Could you also explain what is the best way to go if the object  T is not an ITensor/IQTensor but a LocalMPO, which is a vector of ITensors. Simply calling svd doesn't work. Thanks in advance.
commented by (52.6k points)
Hi, so for an object like a LocalMPO we don't have a routine that will compute its SVD. The reason is that if a tensor is represented as a LocalMPO, or some similar object, then by definition it is a tensor which is too big to store and/or manipulate directly. Instead it is intended that the main operation you do with it is multiply other tensors by it through the .product method.
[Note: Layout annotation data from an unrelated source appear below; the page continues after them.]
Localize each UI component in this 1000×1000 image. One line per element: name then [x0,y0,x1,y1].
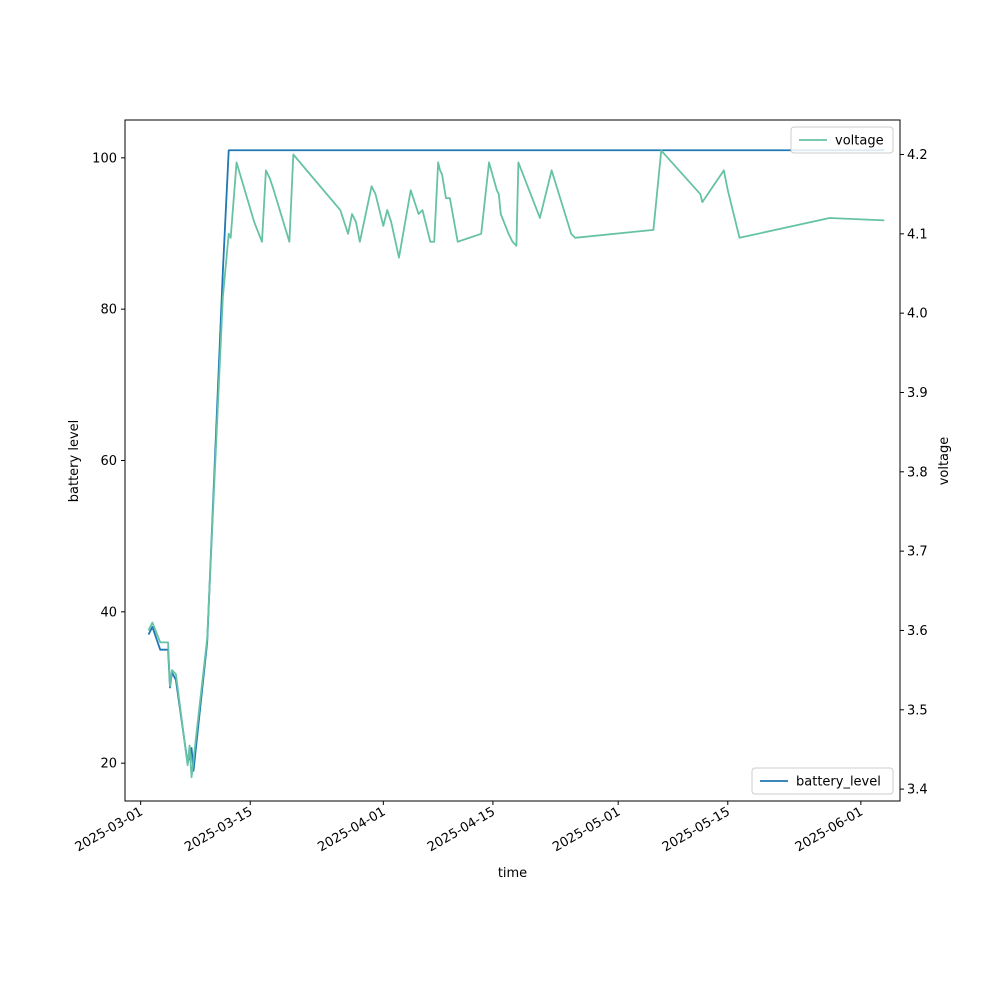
series-line-voltage [147,149,885,779]
x-axis-label: time [498,866,527,881]
y-tick-label-right: 3.8 [907,465,928,480]
legend-voltage: voltage [790,126,894,154]
y-tick-label-left: 20 [100,757,117,772]
y-tick-label-left: 80 [100,303,117,318]
y-tick-label-right: 3.5 [907,703,928,718]
series-lines [147,149,885,779]
y-tick-label-right: 4.0 [907,307,928,322]
legend-box [751,767,894,795]
y-tick-label-right: 3.9 [907,386,928,401]
legend-box [790,126,894,154]
legend-label: voltage [835,134,884,149]
y-axis-left: 20 40 60 80 100 [92,151,125,772]
y-tick-label-right: 3.7 [907,545,928,560]
y-axis-label-right: voltage [937,437,952,486]
y-tick-label-right: 3.6 [907,624,928,639]
y-tick-label-left: 100 [92,151,117,166]
legends: battery_level voltage [751,126,894,795]
y-axis-label-left: battery level [67,420,82,503]
y-tick-label-left: 40 [100,605,117,620]
y-tick-label-right: 4.1 [907,227,928,242]
y-axis-right: 3.4 3.5 3.6 3.7 3.8 3.9 4.0 4.1 4.2 [900,148,928,798]
y-tick-label-right: 4.2 [907,148,928,163]
legend-battery_level: battery_level [751,767,894,795]
y-tick-label-right: 3.4 [907,783,928,798]
y-tick-label-left: 60 [100,454,117,469]
legend-label: battery_level [796,775,881,790]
That means the most natural way to SVD such a tensor would be to find an iterative algorithm which will do it, then use the .product method as the key step in this iterative algorithm. For instance, if the LocalMPO was actually a square, symmetric "matrix" then you could use an iterative algorithm like davidson to obtain its largest few eigenvalues and then its singular values would be the square roots of these.

If you need help implementing such an iterative algorithm, or if there are some missing lapack operations you need I'd be happy to discuss details.